Dec 15 2016 Joe Oesterle 3:49 PM

Great post.  I love your work.  And completely enjoy your website.
Thank you.

Dec 16 2016 Michael Appice 2:45 PM

I lived on Old Country Rd. and Bert Ave . I knew James and William ” Willy” Pratt. They owned the construction Co. Pratt Bros. where Burger King and Shiro of Japan is today. James lived on Carle Rd. South of Old Country Rd. and Willy lived off of Glen Cove Rd. James’ house was torn down years ago. Their office was where Burger King sits today and they stored and fixed their equipment in an old barn were Shiro is today. I don’t know who owned the farmhouse and barn but it may have been the Hoeffners..

Great post I didn’t know their previous background on that they owned a farm.

Dec 18 2016 Walt Gosden 8:36 AM

Gary, this is a great post and history, all developing from that parking ticket. Your research and documentation are excellent and the story gave all of us a great insight into an important but often overlooked aspect of the Vanderbilt Cup Races. Thanks so much.
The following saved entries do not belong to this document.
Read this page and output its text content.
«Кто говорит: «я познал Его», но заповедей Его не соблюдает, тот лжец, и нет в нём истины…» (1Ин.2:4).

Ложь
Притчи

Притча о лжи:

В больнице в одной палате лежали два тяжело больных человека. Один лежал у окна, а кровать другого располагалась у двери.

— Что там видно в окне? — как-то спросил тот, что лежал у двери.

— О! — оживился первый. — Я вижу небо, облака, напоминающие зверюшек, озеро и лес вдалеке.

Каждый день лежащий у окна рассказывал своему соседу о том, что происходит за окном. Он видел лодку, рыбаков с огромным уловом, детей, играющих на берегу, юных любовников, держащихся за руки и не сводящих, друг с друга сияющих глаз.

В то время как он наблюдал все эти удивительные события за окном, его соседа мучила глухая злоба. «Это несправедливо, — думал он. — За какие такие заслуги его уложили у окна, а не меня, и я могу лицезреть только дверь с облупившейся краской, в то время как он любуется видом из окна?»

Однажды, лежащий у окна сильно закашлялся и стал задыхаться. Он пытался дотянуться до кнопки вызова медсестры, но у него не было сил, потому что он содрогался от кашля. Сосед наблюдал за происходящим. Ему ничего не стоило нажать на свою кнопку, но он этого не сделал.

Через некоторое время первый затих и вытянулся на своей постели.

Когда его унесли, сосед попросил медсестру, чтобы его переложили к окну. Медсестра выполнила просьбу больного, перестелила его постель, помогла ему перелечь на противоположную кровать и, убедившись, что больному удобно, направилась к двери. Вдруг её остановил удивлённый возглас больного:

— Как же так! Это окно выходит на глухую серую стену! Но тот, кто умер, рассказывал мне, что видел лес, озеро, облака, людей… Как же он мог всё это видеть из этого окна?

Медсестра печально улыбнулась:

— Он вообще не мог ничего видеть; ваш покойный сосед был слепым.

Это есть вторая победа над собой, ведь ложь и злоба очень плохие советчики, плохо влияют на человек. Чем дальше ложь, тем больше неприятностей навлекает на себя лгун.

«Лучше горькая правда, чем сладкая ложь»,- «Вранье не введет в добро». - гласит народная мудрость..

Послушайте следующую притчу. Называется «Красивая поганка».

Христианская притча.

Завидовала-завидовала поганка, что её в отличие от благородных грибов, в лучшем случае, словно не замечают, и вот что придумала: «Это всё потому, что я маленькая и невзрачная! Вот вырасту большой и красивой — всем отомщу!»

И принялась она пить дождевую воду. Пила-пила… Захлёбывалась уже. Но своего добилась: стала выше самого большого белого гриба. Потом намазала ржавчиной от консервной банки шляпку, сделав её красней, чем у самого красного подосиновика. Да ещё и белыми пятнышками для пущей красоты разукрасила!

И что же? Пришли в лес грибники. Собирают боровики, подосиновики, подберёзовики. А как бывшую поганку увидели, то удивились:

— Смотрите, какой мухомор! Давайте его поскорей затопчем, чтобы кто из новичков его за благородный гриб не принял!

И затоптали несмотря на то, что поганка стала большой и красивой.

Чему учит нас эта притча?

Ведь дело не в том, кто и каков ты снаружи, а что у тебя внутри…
Dec 18 2016 S. Berliner, III 6:37 PM

Not sure I understand which corner; if it was the south-EAST corner, it belonged to Chas. Crowley, NOT Chas. Crosby.  [As an unrelated aside, note the proximity of Mme. Le Boudy’s {sic} property to the French Aero Station.]  Sam, III

Dec 18 2016 frank femenias 11:22 PM

Good point Sam. Was scratching my scalp on this one as well. I’d first guessed 40 acres was likely the NE corner that extended north beyond the RR tracks, than the smaller NW portion; both judged by the street lengths indicated on the map. Tricky stuff. 
It’s amazing how history can be resurrected by a mere parking ticket, meant to be discarded and destroyed soon after distribution. This is history as good as it gets. Thank you Gary for sharing this gem, and to the Pratt family for retaining this artifact for so many years.
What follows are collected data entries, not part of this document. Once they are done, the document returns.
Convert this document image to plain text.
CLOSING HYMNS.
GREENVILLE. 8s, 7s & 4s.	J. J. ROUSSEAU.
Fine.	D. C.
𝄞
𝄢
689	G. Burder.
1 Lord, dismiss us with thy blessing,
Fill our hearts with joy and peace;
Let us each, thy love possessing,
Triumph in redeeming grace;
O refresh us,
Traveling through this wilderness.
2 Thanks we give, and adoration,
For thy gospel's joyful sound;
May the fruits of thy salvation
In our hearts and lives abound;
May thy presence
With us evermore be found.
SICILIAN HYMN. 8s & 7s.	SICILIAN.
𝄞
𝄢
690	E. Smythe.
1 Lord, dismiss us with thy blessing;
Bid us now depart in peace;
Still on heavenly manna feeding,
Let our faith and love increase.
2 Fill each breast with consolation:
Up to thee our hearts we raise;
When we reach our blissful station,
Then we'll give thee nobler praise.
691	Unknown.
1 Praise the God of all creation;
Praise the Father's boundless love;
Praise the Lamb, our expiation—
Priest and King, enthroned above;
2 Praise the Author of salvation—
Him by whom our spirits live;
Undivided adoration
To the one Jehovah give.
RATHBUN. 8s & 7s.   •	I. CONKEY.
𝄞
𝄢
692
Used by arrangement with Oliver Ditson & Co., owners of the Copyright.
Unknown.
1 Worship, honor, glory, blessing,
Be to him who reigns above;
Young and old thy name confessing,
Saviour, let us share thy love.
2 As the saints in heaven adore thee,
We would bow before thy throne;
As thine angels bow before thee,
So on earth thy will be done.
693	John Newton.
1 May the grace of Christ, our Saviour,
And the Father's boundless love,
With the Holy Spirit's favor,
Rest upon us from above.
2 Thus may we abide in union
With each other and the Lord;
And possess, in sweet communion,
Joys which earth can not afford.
Dec 21 2016 Donna Pratt 11:11 AM

Wow, nice blog Gary.  I’m happy they think the ticket is so special.  I think there was a whole box of them but I don’t know what happened to it.  Long gone.
Donna

Dec 31 2016 J. Van Gasteren 8:07 PM

I grew up and still live about a quarter mile from “Hoeffner Corner,” the original sight of the “Noon Inn.”  I remember as a kid playing with family and friends around and even inside the inn, which I believe no longer had its front porch and had construction equipment out back.  Until now I had never seen photos of the building on its original sight and always wondered whether any existed.  Thanks for posting!
_______________________________________________________
From Howard Kroplick:
John, I was raised on Hemlock Avenue in East Meadow. My friends and I always thought the building was haunted!